A jurista Camille Kouchner publicará na quinta-feira (7) um livro no qual acusa seu padrasto, um reconhecido cientista político francês, de ter agredido sexualmente seu irmão gêmeo quando ele tinha apenas 14 anos. Depois de tomar conhecimento de fragmentos do depoimento, a promotoria de Paris abriu, nesta terça-feira (5), uma investigação por "estupro e agressão sexual" contra Olivier Duhamel, um verdadeiro escândalo na França, onde o especialista participa com frequência de programas de TV e congressos.

Filha de Bernard Kouchner, ex-ministro das Relações Exteriores da França e um dos fundadores da ONG Médicos Sem Fronteiras (MSF), casado com a ex-apresentadora e estrela da tevê francesa, Cristine Ockrent, a jurista Camille Kouchner conhece bem os bastidores das colunas sociais do país.

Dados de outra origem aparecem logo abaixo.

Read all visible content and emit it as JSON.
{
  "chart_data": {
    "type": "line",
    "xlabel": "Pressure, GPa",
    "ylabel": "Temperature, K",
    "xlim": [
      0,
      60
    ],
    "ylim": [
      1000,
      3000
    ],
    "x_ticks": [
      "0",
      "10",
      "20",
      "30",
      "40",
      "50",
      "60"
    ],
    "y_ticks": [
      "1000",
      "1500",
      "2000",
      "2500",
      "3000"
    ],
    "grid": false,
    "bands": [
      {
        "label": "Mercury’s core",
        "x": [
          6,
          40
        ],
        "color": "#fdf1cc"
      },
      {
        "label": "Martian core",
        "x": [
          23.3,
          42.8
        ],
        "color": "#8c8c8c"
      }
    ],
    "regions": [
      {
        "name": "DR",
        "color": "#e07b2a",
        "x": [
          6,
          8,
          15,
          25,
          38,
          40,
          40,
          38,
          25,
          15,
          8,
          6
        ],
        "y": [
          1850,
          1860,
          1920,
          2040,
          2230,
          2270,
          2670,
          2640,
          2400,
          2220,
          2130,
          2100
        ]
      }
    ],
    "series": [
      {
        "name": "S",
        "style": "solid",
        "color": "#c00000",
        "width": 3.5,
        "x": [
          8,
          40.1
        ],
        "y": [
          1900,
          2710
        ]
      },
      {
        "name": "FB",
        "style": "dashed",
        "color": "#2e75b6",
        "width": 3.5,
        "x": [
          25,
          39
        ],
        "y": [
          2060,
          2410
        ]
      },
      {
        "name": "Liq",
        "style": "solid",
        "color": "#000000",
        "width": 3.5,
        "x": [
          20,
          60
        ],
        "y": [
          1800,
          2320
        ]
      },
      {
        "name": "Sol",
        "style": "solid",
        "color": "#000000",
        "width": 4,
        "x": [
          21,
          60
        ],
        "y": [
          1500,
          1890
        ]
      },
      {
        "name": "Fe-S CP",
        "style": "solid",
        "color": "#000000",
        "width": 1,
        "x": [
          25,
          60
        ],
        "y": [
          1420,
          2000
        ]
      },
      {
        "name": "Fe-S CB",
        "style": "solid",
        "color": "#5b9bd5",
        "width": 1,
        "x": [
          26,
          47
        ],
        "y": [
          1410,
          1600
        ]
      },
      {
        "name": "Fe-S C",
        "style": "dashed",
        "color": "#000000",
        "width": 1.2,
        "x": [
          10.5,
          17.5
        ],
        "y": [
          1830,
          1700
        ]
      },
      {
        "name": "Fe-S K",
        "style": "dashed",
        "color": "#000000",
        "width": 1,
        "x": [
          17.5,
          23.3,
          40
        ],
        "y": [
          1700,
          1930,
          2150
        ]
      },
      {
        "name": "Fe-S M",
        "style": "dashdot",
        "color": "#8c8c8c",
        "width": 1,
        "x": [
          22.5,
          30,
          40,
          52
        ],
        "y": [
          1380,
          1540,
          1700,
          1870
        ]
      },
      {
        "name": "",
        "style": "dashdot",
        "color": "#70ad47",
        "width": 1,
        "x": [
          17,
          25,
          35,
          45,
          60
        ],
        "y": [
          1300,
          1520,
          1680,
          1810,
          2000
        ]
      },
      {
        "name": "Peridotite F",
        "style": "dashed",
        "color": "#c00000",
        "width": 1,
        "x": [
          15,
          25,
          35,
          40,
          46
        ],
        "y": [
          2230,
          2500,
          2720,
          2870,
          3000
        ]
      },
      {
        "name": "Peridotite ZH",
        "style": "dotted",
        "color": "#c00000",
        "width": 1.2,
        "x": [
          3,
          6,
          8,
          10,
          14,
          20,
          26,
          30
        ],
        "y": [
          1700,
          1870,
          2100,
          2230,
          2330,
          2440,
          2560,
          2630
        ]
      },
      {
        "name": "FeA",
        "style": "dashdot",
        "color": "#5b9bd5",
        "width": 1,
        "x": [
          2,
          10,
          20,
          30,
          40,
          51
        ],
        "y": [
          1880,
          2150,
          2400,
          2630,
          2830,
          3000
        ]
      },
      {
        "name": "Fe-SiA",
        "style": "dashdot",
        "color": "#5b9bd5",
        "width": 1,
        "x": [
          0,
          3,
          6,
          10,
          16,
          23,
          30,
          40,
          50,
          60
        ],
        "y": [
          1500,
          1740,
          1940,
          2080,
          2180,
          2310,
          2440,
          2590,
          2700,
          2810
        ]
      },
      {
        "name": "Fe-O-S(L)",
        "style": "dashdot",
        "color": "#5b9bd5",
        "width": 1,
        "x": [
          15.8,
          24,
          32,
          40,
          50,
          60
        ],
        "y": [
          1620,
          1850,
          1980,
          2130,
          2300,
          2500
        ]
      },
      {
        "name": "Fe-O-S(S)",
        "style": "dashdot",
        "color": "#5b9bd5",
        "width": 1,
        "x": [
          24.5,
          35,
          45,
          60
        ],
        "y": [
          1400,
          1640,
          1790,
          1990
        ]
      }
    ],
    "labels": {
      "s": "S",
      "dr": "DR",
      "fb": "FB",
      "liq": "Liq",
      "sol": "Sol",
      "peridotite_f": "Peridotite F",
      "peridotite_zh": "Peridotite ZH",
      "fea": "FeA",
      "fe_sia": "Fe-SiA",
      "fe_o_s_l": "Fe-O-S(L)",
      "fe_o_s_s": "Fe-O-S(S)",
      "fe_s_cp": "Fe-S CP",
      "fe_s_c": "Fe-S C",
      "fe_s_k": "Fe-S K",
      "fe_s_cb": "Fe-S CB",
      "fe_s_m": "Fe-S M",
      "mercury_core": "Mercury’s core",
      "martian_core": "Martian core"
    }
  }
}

A Promotoria de Paris abriu nesta terça-feira (5) uma investigação por "estupro e agressão sexual" contra seu padastro, Olivier Duhamel, após a publicação de trechos do livro da advogada, que o acusa de ter agredido sexualmente seu irmão gêmeo adolescente no final dos anos 1980, conforme anunciado pelo procurador de Paris, Remy Heitz.

Horas antes, o renomado cientista político renunciou a todos os cargos, inclusive o de presidente da Fundação Nacional de Ciência Política (FNSP).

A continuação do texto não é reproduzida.